Rada Polityki Pieniężnej nie zmieniła stóp procentowych. Ani uchwalony przez Sejm nowy budżet ani rządowa strategia gospodarcza i zawarty w niej plan uzdrawiania finansów publicznych nie okazały się dla członków Rady wystarczającym argumentem na rzecz redukcji oprocentowania.

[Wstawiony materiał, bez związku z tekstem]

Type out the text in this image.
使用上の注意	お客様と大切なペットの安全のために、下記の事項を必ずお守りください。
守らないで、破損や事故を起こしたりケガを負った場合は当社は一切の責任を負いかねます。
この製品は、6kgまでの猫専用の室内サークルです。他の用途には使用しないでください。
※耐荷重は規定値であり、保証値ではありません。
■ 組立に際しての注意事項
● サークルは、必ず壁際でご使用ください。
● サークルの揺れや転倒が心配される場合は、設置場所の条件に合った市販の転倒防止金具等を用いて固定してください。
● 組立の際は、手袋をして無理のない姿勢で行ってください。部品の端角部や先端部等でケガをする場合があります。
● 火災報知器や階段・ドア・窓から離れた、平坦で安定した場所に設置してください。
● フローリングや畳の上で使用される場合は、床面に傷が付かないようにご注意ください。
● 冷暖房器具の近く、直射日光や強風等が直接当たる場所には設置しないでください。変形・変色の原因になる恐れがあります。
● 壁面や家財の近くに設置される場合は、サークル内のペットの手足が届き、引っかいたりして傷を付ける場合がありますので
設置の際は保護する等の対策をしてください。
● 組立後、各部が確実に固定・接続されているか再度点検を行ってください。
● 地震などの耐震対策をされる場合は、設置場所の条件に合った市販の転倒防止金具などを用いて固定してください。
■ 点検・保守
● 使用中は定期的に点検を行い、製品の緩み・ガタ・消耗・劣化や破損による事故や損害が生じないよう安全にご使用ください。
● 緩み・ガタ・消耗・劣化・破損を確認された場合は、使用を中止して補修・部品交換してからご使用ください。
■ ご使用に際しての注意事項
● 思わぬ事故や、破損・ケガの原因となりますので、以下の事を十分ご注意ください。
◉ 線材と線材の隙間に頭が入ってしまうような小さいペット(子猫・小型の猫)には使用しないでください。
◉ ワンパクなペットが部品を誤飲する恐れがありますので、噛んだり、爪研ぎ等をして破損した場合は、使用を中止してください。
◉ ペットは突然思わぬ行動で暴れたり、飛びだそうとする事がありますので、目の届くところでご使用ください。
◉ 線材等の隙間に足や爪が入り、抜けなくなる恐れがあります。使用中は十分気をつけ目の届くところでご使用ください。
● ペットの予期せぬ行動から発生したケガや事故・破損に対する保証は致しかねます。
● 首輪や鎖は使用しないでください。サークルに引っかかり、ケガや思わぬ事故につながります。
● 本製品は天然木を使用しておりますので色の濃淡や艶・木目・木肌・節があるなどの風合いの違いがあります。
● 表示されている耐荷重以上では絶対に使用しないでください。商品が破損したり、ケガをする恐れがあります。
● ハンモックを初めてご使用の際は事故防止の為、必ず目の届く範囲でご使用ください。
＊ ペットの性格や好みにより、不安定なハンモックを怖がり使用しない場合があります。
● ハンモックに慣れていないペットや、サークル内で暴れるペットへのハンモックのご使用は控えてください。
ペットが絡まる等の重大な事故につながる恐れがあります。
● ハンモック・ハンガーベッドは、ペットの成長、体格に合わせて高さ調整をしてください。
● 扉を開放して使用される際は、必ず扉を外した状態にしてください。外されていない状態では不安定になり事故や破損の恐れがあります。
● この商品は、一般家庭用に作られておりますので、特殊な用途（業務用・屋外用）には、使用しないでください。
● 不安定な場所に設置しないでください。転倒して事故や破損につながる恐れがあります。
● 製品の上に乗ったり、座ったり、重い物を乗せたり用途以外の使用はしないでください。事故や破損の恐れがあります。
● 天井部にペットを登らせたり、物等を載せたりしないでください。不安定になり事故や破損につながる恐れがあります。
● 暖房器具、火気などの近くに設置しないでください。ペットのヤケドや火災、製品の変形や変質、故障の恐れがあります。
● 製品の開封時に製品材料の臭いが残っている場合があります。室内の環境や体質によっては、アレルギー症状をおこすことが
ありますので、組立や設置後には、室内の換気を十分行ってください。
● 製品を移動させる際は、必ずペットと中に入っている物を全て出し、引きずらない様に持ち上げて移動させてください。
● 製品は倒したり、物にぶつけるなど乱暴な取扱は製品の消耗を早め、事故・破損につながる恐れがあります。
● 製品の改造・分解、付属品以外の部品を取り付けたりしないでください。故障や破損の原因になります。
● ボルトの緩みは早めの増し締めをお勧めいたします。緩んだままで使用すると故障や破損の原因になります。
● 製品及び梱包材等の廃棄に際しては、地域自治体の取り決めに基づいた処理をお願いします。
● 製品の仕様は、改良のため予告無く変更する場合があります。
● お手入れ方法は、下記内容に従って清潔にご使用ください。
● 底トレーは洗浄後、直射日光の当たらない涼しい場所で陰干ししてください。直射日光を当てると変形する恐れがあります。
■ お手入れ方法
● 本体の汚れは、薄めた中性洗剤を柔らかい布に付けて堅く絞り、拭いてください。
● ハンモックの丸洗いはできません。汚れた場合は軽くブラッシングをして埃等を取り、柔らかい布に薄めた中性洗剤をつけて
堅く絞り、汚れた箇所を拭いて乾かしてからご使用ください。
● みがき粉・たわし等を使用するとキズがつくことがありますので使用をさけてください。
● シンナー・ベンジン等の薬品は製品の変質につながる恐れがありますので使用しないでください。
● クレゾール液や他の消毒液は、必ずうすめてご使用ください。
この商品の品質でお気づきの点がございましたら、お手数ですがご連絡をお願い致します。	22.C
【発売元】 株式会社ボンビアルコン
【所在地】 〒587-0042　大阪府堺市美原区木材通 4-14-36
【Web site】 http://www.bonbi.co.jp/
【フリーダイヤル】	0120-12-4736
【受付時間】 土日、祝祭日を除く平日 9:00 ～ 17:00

Ta decyzja oczywiście podgrzała znowu atmosferę wokół Rady Polityki Pieniężnej i jej wpływu na gospodarkę. Rzecznik rządu i rzecznik ministra finansów niemal chórem nazwali tę decyzję dużym rozczarowaniem. Przebywający w Londynie prezydent wprawdzie nawoływał do spokoju, ale zapowiadał również, że porozmawia z Leszkiem Balcerowiczem o zbyt mocnej - jego zdaniem - pozycji złotego i o tym, jak ta pozycja utrudnia inwestowanie w Polsce. Prezes NBP na wszystkie te głosy pozostał jednak obojętny. Jednak to może nie być obojętne dla przyszłej pozycji RPP. Pozycją tą bardzo chce zachwiać PSL. Głośny projekt zmian w Radzie to ugrupowanie pragnie przedstawić już na najbliższym posiedzeniu Sejmu.